L'arrêt rapporté confirme cette vue en approuvant la cour d'appel d'avoir refusé l'application du statut au bail dérogatoire qui s'était prolongé bien au-delà de la durée maximale de deux années au motif, pour l'essentiel, qu'aucun fonds de commerce n'y était exploité, condition essentielle d'application du statut (C. com., art. L. 145-1).
La solution doit être approuvée, tant au regard de l'article L. 145-5 du Code de commerce, comme il a été démontré, qu'au regard de son opportunité.
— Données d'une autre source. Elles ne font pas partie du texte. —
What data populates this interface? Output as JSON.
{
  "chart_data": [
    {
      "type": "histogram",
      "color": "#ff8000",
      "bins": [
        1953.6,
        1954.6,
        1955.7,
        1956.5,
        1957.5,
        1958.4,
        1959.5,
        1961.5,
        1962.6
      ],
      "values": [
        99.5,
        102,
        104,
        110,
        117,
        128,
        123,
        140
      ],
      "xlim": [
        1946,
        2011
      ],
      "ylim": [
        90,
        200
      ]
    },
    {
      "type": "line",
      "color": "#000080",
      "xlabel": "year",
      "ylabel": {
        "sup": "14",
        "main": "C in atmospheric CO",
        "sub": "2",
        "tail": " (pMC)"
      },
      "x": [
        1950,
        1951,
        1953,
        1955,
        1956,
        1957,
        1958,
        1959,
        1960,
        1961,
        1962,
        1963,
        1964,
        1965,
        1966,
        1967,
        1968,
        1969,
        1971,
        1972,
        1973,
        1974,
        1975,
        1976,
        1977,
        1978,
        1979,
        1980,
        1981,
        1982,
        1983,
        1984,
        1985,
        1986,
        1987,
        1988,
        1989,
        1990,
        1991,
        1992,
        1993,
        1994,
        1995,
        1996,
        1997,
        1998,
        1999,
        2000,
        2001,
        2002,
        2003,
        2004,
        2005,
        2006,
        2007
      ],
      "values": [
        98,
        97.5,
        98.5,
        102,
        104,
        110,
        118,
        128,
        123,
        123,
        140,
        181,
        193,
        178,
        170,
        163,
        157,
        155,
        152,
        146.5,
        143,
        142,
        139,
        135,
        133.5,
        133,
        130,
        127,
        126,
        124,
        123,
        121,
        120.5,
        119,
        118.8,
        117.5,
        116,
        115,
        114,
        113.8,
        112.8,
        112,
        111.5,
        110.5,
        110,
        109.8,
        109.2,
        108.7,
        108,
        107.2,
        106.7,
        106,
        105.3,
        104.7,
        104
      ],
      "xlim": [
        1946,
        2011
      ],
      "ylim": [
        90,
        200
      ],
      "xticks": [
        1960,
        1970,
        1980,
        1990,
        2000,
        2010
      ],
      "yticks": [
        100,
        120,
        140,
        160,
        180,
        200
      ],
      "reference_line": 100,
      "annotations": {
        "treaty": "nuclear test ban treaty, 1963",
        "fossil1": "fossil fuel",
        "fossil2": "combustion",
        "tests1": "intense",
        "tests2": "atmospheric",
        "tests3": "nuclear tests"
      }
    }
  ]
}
En effet, aucune raison valable ne justifierait l'application du statut à un bail qui normalement n'y est pas soumis au motif que les parties ont conclu préalablement un bail de courte durée, sauf à considérer qu'elles ont procédé, ce faisant, à une extension conventionnelle du statut en choisissant de l'exclure : impossible à soutenir.
Julien Prigent
Avocat au barreau de Paris
(1) C'est donc le bailleur qui invoque l'application de l'article L.145-5 du Code de commerce. La Cour de cassation a déjà précisé que l'application de cette disposition peut être invoquée par les deux parties au bail (Cass. civ. 3, 27 avril 1988, n° 87-11.667, Société civile immobilière Saint-Claude c/ Société Vitrage isolant technique N° Lexbase : A8437AAQ).